Women make up much of Nursing, with 89% of Nursing graduates being female. Additionally, while there are less women in Communication Disorders, their proportion is still 96%. 

If I arrange the subset from lowest to highest amount of female graduates, we can see the top five majors with the least amount of women:

In [76]:
#arrange dataset by 'Women' column, from lowest to highest
#show top 5 results
women_most.sort_values(by=['Women'],ascending=True).head()

Unnamed: 0,Major,Women,ShareWomen
1,MINING AND MINERAL ENGINEERING,77,0.101852
39,MATHEMATICS AND COMPUTER SCIENCE,109,0.178982
2,METALLURGICAL ENGINEERING,131,0.153037
3,NAVAL ARCHITECTURE AND MARINE ENGINEERING,135,0.107313
24,GEOLOGICAL AND GEOPHYSICAL ENGINEERING,232,0.322222


Four out of five of the above majors are engineering based.
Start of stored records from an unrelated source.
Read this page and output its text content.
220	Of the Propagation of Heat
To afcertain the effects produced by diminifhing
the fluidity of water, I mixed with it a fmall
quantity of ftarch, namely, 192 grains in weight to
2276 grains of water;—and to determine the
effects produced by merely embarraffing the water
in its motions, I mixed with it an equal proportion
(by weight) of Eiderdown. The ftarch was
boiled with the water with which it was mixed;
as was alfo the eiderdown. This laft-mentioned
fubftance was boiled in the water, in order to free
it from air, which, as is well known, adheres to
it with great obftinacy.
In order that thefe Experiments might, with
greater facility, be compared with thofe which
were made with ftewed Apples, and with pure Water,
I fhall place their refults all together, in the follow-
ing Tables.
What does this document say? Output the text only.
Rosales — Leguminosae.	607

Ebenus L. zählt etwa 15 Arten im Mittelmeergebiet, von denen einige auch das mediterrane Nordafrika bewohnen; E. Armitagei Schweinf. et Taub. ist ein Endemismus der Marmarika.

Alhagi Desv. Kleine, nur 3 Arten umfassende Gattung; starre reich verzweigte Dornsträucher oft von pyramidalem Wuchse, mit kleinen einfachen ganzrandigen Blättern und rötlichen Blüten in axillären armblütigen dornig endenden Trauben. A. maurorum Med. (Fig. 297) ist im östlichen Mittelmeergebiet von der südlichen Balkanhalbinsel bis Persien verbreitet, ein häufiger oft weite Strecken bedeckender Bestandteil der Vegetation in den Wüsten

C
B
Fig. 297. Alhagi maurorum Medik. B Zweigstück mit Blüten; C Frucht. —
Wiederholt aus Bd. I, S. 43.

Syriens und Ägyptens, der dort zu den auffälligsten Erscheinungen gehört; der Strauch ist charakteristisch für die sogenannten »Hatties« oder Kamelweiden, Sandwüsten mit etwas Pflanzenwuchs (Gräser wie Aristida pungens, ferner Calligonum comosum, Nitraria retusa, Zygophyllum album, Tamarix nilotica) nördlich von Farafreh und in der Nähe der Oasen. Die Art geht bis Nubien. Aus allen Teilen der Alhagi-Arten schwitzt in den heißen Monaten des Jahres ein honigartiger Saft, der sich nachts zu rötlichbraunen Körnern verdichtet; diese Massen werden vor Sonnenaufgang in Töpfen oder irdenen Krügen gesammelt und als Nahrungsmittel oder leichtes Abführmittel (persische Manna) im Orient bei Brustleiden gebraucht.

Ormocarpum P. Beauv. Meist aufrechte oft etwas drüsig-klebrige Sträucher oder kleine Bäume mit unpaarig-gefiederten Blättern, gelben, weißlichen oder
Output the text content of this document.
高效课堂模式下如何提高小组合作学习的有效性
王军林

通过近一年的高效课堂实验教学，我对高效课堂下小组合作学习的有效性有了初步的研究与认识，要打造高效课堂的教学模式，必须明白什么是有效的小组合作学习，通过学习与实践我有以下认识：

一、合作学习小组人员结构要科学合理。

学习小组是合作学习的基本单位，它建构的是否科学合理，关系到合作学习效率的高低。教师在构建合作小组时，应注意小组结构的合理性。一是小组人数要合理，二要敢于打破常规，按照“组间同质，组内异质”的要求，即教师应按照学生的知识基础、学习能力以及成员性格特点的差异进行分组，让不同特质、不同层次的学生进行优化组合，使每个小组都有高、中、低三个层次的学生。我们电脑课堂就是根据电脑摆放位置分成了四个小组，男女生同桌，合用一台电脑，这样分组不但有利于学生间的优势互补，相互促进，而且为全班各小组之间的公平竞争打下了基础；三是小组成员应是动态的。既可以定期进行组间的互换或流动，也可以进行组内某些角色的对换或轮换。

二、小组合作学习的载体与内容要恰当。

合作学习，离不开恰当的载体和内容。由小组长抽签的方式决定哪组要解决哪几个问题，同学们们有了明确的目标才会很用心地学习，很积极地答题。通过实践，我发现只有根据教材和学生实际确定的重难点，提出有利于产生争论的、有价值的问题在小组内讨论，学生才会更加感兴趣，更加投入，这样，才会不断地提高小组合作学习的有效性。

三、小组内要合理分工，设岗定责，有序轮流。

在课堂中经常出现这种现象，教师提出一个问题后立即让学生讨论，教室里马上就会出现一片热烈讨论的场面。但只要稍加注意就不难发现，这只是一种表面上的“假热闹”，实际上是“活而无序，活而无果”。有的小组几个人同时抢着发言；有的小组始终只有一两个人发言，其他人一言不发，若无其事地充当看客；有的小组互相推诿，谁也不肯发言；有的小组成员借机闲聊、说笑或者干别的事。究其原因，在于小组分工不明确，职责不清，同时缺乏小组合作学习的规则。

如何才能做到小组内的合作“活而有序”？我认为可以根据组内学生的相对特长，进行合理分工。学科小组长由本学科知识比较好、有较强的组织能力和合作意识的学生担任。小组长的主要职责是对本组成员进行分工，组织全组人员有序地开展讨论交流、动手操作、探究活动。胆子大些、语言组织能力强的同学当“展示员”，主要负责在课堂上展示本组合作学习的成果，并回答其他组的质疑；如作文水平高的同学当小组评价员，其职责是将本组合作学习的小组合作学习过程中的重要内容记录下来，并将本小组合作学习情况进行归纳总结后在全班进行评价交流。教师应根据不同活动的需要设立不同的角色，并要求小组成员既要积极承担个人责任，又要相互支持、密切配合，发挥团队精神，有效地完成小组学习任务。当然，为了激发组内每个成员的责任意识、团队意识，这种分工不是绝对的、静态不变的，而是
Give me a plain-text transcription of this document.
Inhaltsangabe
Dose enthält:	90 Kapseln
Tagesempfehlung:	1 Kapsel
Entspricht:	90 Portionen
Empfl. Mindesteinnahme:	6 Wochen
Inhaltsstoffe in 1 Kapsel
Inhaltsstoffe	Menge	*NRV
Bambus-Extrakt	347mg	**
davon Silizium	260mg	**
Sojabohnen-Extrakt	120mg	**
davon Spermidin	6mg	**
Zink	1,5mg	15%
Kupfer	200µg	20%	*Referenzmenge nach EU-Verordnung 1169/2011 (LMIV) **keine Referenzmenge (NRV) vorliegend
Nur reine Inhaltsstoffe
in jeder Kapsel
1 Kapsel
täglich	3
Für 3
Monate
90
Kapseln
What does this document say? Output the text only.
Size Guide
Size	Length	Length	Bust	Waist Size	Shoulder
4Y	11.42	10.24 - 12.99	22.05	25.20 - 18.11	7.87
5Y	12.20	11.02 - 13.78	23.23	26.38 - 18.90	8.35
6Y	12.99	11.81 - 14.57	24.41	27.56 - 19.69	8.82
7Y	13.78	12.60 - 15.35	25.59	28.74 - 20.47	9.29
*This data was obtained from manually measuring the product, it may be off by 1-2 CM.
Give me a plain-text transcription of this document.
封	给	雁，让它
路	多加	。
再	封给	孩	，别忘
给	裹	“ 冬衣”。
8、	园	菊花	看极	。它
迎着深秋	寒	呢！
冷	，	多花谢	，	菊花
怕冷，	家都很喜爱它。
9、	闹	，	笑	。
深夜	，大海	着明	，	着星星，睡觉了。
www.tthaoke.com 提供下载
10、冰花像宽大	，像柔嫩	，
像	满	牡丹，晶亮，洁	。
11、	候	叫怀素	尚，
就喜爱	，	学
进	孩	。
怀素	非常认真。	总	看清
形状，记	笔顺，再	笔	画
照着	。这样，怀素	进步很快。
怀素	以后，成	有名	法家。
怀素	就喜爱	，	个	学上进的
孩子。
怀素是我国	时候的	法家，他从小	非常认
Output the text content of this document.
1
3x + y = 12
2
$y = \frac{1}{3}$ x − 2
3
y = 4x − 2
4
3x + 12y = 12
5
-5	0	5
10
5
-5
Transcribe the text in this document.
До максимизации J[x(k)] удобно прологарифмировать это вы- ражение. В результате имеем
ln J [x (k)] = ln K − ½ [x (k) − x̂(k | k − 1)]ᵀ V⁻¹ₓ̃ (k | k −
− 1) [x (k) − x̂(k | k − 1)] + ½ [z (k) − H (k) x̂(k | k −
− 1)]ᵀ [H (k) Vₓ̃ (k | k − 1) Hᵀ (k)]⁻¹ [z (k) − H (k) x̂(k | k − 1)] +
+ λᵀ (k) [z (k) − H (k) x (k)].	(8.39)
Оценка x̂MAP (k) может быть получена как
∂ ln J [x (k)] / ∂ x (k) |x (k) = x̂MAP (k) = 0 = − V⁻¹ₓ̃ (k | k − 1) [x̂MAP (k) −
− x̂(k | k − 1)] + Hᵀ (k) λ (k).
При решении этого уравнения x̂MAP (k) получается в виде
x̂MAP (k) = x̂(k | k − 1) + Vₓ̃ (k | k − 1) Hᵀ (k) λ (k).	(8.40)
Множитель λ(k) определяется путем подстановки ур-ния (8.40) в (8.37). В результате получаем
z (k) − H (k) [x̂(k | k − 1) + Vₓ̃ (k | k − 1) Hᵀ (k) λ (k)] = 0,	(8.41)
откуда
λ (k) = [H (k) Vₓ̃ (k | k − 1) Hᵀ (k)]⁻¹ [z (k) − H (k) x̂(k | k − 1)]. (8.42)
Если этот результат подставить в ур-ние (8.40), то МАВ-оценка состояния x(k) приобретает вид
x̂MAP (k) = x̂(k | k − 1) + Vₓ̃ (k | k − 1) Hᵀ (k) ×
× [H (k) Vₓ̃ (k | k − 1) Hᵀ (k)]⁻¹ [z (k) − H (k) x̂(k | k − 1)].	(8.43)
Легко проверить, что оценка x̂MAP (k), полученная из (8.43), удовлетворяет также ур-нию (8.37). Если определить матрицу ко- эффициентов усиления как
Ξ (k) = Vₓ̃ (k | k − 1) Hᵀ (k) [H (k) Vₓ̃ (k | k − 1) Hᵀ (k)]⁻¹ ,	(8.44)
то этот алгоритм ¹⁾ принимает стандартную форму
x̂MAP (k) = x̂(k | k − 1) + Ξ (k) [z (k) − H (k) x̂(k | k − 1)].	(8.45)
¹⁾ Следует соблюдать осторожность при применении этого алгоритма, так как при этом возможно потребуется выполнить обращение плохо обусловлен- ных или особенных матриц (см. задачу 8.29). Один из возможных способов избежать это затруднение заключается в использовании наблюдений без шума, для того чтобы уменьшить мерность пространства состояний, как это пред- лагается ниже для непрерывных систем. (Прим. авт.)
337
For three of those four engineering majors, women only make up 10 - 15% of them.

Let us see which majors host the most men:

In [77]:
#create dataset with columns 'Major','Men', 'ShareMen'
men_most=stem[["Major", "Men","ShareMen"]]
#arrange dataset by 'Men' column, from highest to lowest
#assign top 5 results to abc
abc=men_most.sort_values(by=['Men'],ascending=False).head()
#show abc
abc

Unnamed: 0,Major,Men,ShareMen
70,BIOLOGY,111762,0.398142
18,COMPUTER SCIENCE,99743,0.777305
7,MECHANICAL ENGINEERING,80320,0.880441
9,ELECTRICAL ENGINEERING,65511,0.80355
16,GENERAL ENGINEERING,45683,0.74704


Three out of the five majors with the most male graduates are engineering based. 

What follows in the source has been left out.